Motivations initiales

Bannière fb PMR 2018Ayant la chance de faire partie du jury du Prix 2019 du meilleur roman des lecteurs de POINTS, nous avons reçu les premiers livres de la sélection, dont celui-ci.

Huitième lecture, huitième chronique.

Synopsis

Mireille est d’origine haïtienne : ses parents, après avoir quitté l’île pour les États-Unis, sont retournés s’installer à Port-au-Prince, où son père, devenu architecte, est désormais l’un des hommes les plus riches d’Haïti. Mireille, elle, est restée aux États-Unis, où elle a épousé Michael, eu un bébé, et où elle est avocate.

À l’occasion des vacances, la petite famille est venue passer quelques jours dans la résidence hautement sécurisée des parents de Mireille. Mais, alors qu’ils partent pour passer l’après-midi sur une plage, pour que Christophe, le bébé, puisse découvrir la mer, ils sont attaqués. La cible, c’est Mireille : en enlevant la fille d’un homme riche, ses agresseurs comptent bien toucher une forte rançon.

Mais c’est sans compter avec la rigueur inflexible de Sébastien, le père. Il refuse de négocier, de peur que, s’il cède, après sa fille, les ravisseurs ne s’en prennent à d’autres membres de la famille. Mireille reste entre les mains du Commandant et de ses hommes pendant treize jours – d’où le titre du livre. Violée, frappée, ils cherchent à la briser. Et ils y parviennent presque…

La deuxième partie du livre raconte, après la libération, toute la difficulté qu’il y a à continuer à vivre après un tel épisode traumatique. Mireille, naturellement, ne supporte plus ni d’être enfermée entre quatre murs, ni d’être approchée par des hommes, sans même parler de la toucher. Elle refuse alors de voir un médecin, ne peut pas avaler quoi que ce soit qui la « remplirait ». Elle est également profondément blessée par l’attitude de son père qui a réagi rationnellement, avec un détachement glacial.

Parviendra-t-elle à « revenir » ? Saura-t-elle trouver une aide pour l’accompagner ? Parviendra-t-elle, même si sa vie d’avant s’est terminée dans une cage d’Haïti, à s’inventer une nouvelle vie ? Son mari et son fils auront-ils une place dans cet « après » ? Ce sont toutes ces questions auxquelles Treize jours apporte une réponse…

Avis

> L’avis de T

Le livre est divisé en deux parties.
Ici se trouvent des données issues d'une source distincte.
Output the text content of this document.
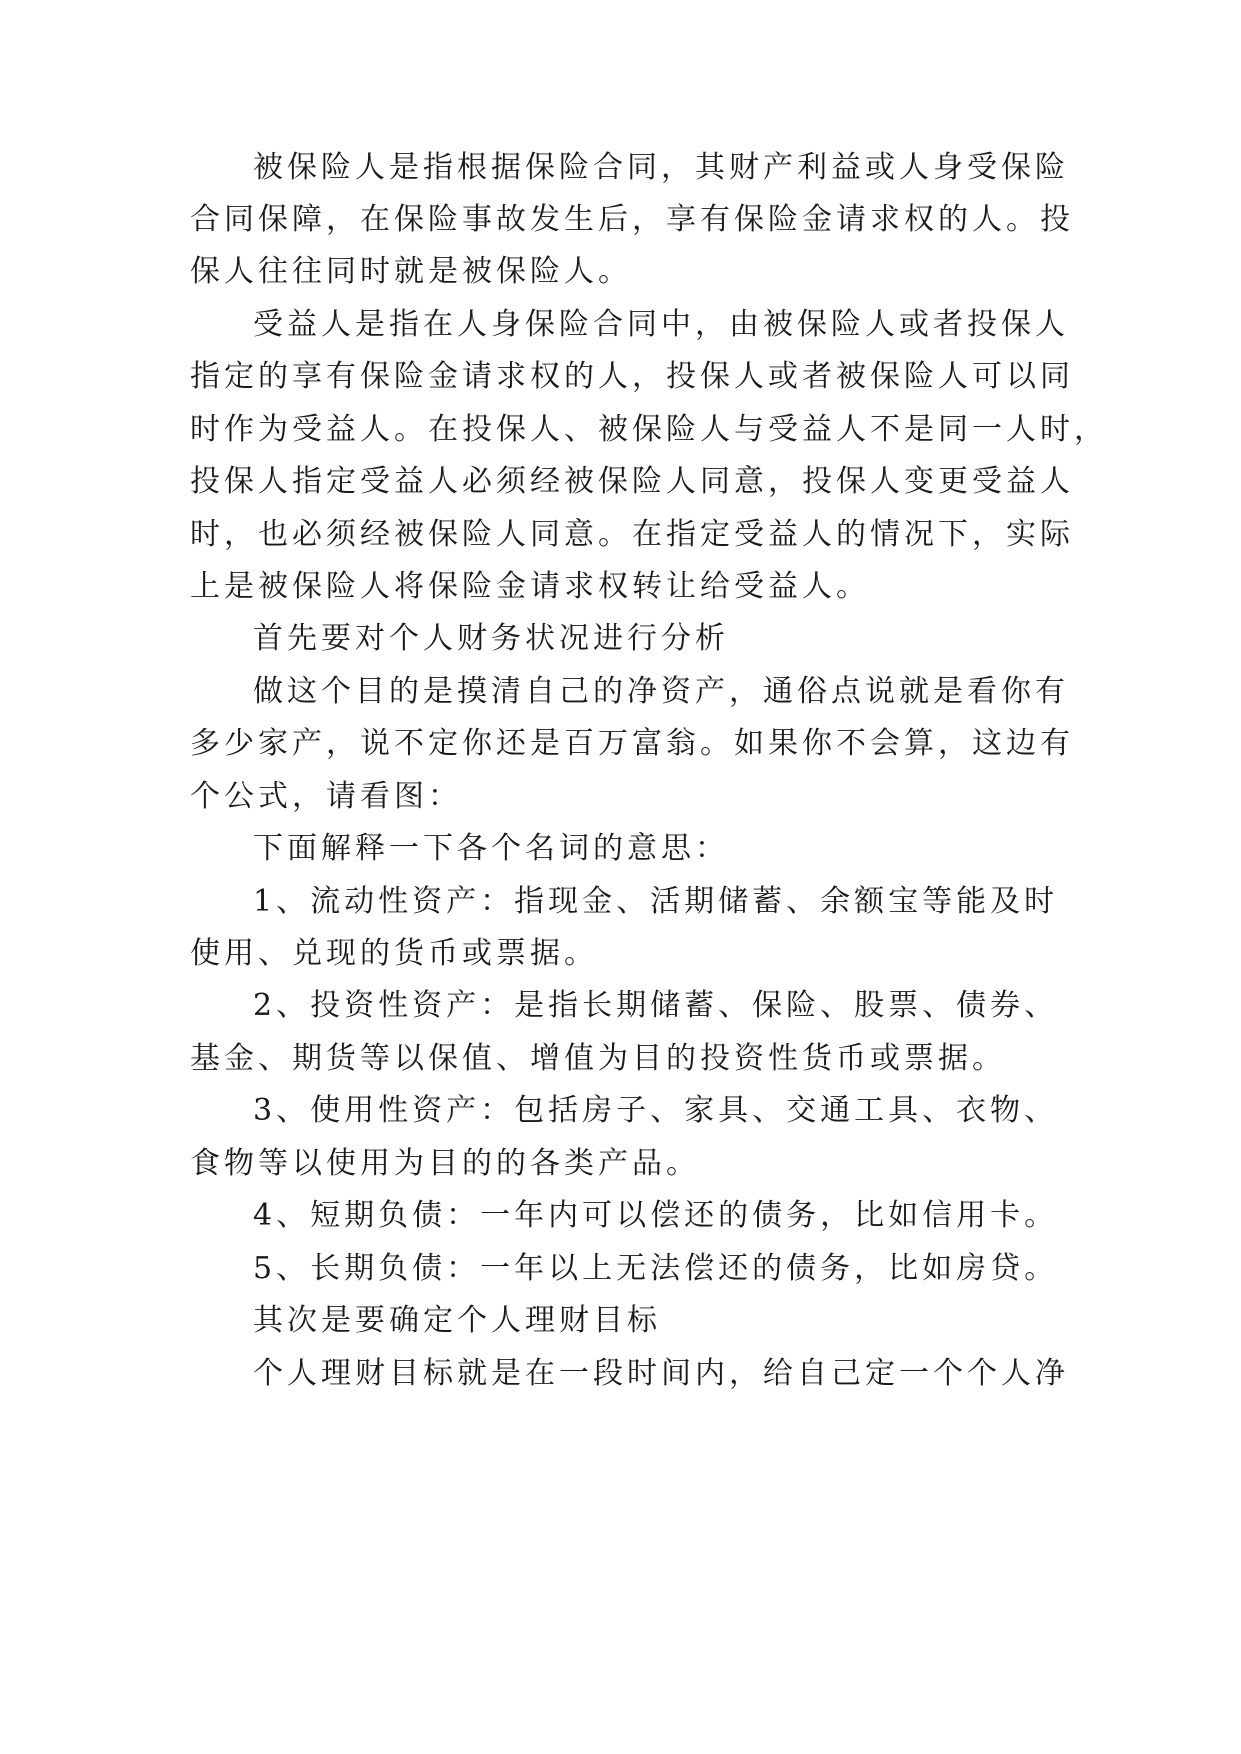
被保险人是指根据保险合同，其财产利益或人身受保险
合同保障，在保险事故发生后，享有保险金请求权的人。投
保人往往同时就是被保险人。
受益人是指在人身保险合同中，由被保险人或者投保人
指定的享有保险金请求权的人，投保人或者被保险人可以同
时作为受益人。在投保人、被保险人与受益人不是同一人时，
投保人指定受益人必须经被保险人同意，投保人变更受益人
时，也必须经被保险人同意。在指定受益人的情况下，实际
上是被保险人将保险金请求权转让给受益人。
首先要对个人财务状况进行分析
做这个目的是摸清自己的净资产，通俗点说就是看你有
多少家产，说不定你还是百万富翁。如果你不会算，这边有
个公式，请看图：
下面解释一下各个名词的意思：
1、流动性资产：指现金、活期储蓄、余额宝等能及时
使用、兑现的货币或票据。
2、投资性资产：是指长期储蓄、保险、股票、债券、
基金、期货等以保值、增值为目的投资性货币或票据。
3、使用性资产：包括房子、家具、交通工具、衣物、
食物等以使用为目的的各类产品。
4、短期负债：一年内可以偿还的债务，比如信用卡。
5、长期负债：一年以上无法偿还的债务，比如房贷。
其次是要确定个人理财目标
个人理财目标就是在一段时间内，给自己定一个个人净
La première partie, celle qui décrit les treize jours du cauchemar que traverse Mireille, est – même si c’est assez horrible à dire – assez attendue. Presque « classique ». On y retrouve des choses déjà lues ailleurs, sur l’enfermement, sur la violence des hommes qui la séquestre, sur les viols répétés, sur la façon dont Mireille, pour résister et ne pas imploser, cherche à se séparer de ses émotions et de son corps.

L’ambiance est au sordide. Et, comme Mireille, on reste abasourdi devant la distance que prend son père. Oh, certes, les arguments de ce dernier sont raisonnables. Marqués au coin du bon sens, notamment dans cette société haïtienne dans laquelle les enlèvements sont une façon presque courante de gagner de l’argent. Mais autant on n’est pas surpris que le négociateur embauché par son père tienne un tel discours, autant il est dur à avaler de la part d’un père…
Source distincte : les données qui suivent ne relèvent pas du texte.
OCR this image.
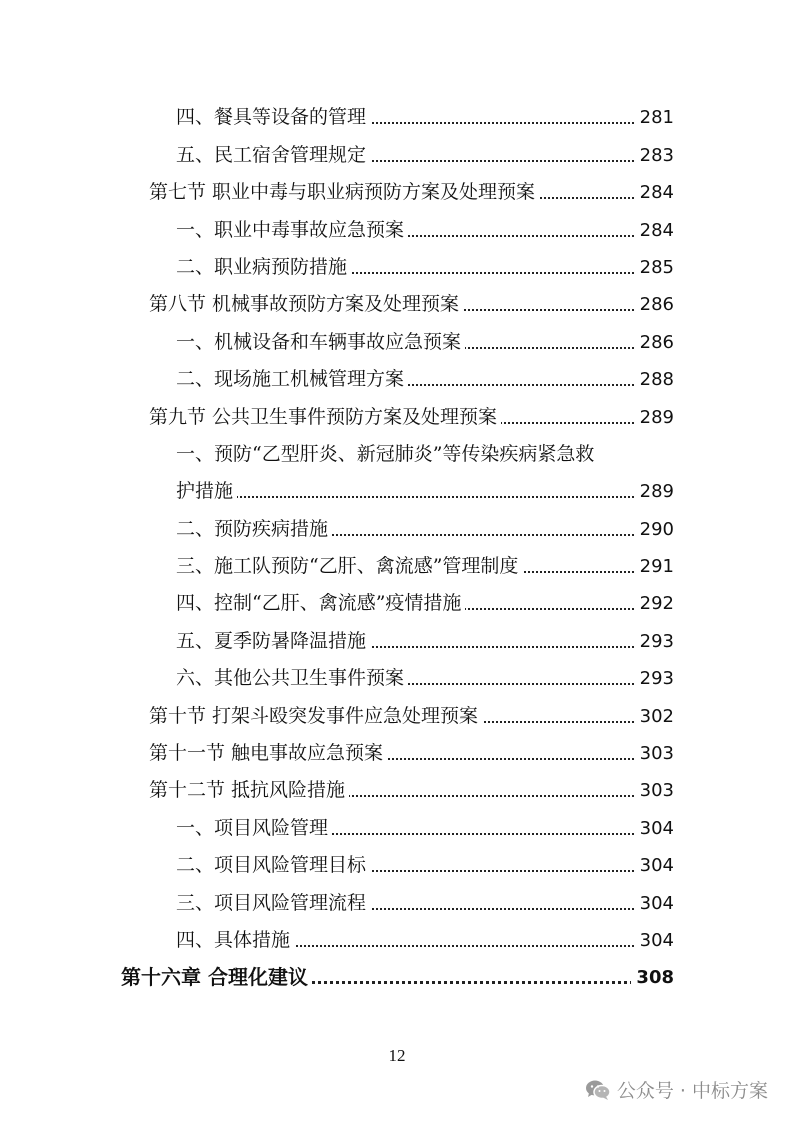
四、餐具等设备的管理	281
五、民工宿舍管理规定	283
第七节 职业中毒与职业病预防方案及处理预案	284
一、职业中毒事故应急预案	284
二、职业病预防措施	285
第八节 机械事故预防方案及处理预案	286
一、机械设备和车辆事故应急预案	286
二、现场施工机械管理方案	288
第九节 公共卫生事件预防方案及处理预案	289
一、预防“乙型肝炎、新冠肺炎”等传染疾病紧急救
护措施	289
二、预防疾病措施	290
三、施工队预防“乙肝、禽流感”管理制度	291
四、控制“乙肝、禽流感”疫情措施	292
五、夏季防暑降温措施	293
六、其他公共卫生事件预案	293
第十节 打架斗殴突发事件应急处理预案	302
第十一节 触电事故应急预案	303
第十二节 抵抗风险措施	303
一、项目风险管理	304
二、项目风险管理目标	304
三、项目风险管理流程	304
四、具体措施	304
第十六章 合理化建议	308
12
公众号 · 中标方案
Et puis, dans la seconde partie, le livre prend son envol. Oh, cela reste une lecture dure. Mireille est en permanence à la limite de la rupture, mais comment pourrait-on s’en étonner ? Elle ne parvient pas à parler de ce qu’elle a subi, elle ne parvient pas, après s’être distanciée de son corps – elle se considère comme morte, et parle de l’autre femme, celle qui avait un mari et un bébé -, à revenir l’habiter.

Naturellement, tout cela est extrêmement compliqué pour son entourage, pour son mari, pour sa sœur, qui ne peuvent pas accéder à ce qu’elle traverse. L’attitude de son mari, si elle est maladroite, nous pourrions tous avoir la même : il a le sentiment d’avoir traversé l’horreur – alors que de la véritable horreur, il n’a pas idée -, et il pense que, Mireille libérée, tout peut redevenir miraculeusement comme avant. Mais Mireille ne supporte pas qu’il la touche, elle voudrait, parfois, mais ne peut même pas venir se blottir dans ses bras…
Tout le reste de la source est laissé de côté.